The temporary nature of the injunction
We emphasise here, as we did at the outset, that the issue for the judge in August was whether to grant a temporary injunction until the trial in October. The judge appears to have given very little weight to the desirability of preserving the status quo until that point. The risk of injustice to the residents of the hotel by being dispersed by 12 September, when the trial of the claim was to take place only some six weeks later, seems to have had oddly little resonance with the judge. In all of the circumstances. We consider on these issues that the judge's approach to the balance of convenience exercise was seriously flawed in principle. The exercise of his discretion can therefore be reviewed on appeal.
The Epping resident's fear of crime was properly taken into account by the judge as a factor in favour of the grant of an injunction. He described it as being of limited weight. The appellants do not say it was irrelevant. The counsel does not say it should be decisive. We agree that it is relevant, but in our view it is clearly outweighed in the American Cyanamid balancing exercise by the undesirability of incentivizing protests, by the desirability, in the interests of justice, of preserving the status quo for the relatively brief period leading up to the Fourth Congress trial and by the range of public interest factors which we have discussed in our judgement.
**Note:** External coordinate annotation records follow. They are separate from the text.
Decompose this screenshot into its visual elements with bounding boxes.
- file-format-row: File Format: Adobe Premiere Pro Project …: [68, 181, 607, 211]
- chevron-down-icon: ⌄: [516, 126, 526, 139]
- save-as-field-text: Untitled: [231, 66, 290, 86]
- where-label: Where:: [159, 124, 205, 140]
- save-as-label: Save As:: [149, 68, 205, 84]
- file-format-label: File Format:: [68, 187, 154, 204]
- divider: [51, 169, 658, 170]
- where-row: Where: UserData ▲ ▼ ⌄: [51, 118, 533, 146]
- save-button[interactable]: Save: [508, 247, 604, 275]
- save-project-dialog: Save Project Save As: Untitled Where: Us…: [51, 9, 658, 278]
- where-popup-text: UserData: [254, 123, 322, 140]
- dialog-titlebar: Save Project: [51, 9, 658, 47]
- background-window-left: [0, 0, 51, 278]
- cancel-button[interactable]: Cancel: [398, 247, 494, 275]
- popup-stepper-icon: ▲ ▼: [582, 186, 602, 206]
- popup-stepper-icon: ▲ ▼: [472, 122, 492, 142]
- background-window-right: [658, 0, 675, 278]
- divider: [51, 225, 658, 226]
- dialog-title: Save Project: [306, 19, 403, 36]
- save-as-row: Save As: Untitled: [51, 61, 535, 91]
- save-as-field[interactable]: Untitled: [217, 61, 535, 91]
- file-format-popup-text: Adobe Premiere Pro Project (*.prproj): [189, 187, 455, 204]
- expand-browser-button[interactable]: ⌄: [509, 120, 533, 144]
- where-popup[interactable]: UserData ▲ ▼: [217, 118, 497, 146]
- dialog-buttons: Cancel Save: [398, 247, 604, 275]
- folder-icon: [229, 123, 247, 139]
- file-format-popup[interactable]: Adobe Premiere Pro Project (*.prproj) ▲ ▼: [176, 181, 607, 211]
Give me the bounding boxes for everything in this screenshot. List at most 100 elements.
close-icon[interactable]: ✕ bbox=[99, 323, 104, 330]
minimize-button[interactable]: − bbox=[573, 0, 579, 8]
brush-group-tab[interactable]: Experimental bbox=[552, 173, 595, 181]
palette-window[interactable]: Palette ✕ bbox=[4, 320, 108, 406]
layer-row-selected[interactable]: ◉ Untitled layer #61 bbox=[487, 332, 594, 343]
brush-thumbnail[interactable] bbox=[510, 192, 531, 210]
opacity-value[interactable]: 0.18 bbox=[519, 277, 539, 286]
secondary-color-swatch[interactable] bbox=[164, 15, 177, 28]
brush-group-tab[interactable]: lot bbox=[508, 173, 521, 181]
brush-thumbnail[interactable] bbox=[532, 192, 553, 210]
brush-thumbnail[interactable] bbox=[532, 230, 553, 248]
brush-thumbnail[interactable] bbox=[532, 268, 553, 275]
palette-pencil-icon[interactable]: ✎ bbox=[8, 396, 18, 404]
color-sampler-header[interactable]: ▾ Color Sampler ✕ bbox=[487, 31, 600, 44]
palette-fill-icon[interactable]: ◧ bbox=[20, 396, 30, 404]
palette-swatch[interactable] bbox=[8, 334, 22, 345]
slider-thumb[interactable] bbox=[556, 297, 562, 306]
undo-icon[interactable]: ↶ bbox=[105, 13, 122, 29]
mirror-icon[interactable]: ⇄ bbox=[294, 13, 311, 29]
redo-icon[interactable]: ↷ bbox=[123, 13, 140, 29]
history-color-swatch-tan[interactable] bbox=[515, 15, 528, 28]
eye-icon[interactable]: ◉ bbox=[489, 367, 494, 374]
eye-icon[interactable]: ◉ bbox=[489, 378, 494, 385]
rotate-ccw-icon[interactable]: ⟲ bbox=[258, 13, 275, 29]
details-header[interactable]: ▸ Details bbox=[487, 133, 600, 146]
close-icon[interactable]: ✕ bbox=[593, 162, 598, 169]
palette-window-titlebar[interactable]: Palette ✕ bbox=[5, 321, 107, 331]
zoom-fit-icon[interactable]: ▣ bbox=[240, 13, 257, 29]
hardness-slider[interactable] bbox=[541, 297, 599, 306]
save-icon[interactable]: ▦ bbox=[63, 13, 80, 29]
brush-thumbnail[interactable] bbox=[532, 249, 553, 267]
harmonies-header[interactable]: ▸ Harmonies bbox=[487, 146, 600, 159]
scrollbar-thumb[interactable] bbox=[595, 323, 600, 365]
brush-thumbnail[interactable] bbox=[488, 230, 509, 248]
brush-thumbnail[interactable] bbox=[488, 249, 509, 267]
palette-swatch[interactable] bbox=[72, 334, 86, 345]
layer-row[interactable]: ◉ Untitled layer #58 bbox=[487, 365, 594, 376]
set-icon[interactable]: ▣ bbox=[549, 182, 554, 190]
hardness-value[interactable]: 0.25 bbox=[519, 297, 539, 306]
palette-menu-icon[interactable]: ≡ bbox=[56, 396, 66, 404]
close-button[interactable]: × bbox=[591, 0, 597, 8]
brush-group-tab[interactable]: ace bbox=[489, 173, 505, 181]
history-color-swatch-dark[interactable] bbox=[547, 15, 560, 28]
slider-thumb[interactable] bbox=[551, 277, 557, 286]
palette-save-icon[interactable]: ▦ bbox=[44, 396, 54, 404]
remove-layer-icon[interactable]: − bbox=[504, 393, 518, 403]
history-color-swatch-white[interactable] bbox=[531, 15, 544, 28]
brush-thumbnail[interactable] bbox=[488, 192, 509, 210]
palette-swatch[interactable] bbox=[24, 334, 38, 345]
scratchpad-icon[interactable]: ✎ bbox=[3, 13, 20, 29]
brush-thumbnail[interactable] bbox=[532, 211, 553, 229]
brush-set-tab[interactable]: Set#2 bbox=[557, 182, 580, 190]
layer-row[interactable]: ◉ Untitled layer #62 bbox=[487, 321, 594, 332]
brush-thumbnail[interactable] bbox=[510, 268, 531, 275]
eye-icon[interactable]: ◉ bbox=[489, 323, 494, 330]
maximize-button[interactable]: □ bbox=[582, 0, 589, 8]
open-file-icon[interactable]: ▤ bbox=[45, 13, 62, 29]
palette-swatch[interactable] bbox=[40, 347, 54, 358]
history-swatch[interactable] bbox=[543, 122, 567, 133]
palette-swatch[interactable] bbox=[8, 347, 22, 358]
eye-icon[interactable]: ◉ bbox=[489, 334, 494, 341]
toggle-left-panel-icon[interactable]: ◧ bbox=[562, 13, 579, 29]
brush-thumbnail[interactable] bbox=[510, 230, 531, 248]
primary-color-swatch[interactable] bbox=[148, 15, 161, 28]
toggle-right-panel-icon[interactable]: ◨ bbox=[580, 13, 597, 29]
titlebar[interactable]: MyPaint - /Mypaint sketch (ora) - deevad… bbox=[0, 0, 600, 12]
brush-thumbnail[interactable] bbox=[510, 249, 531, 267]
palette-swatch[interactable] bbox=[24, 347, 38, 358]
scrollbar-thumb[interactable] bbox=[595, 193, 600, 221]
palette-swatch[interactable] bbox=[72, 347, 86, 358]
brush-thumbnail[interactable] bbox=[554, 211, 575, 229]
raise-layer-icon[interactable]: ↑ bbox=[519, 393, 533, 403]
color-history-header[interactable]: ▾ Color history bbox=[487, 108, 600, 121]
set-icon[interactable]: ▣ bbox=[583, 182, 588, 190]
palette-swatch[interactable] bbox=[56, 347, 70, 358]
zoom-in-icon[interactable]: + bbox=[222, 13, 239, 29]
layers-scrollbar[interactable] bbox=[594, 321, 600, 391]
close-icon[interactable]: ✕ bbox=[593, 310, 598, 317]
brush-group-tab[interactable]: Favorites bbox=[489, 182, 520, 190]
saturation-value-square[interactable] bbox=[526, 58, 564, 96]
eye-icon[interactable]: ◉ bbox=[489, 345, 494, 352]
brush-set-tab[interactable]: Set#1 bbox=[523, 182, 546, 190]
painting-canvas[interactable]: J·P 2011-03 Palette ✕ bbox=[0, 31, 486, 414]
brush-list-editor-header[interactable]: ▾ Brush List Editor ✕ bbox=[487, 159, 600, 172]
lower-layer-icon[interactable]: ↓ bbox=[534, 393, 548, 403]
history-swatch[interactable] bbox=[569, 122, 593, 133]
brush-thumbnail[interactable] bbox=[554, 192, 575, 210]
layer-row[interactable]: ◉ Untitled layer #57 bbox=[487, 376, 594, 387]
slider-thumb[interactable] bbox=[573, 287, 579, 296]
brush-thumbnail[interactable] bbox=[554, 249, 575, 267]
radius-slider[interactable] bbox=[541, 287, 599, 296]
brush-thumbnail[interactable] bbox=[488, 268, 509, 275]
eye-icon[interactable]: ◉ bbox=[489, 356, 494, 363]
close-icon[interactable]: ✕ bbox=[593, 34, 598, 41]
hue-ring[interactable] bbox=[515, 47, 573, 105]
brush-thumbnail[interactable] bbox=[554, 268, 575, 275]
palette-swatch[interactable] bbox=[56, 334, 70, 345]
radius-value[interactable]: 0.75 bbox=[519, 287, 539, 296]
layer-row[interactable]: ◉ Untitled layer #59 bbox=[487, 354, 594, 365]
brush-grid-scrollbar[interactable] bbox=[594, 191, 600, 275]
Therefore, we grant permission to appeal both to Somani and to the Home Secretary against the grant of the interim injunction. We allow the appeals and we set aside the injunction imposed on 19 August 2025. The case management directions given by the judge can remain in force subject to any amendment necessitated by the joinder of the Home Secretary as an intervenor. We direct that submissions on costs are to be exchanged and filed by 12 noon on Monday from 1st September, along with any suggested typographical or factual corrections which come to Council's attention. We end by recording our gratitude to Council for their helpful submissions.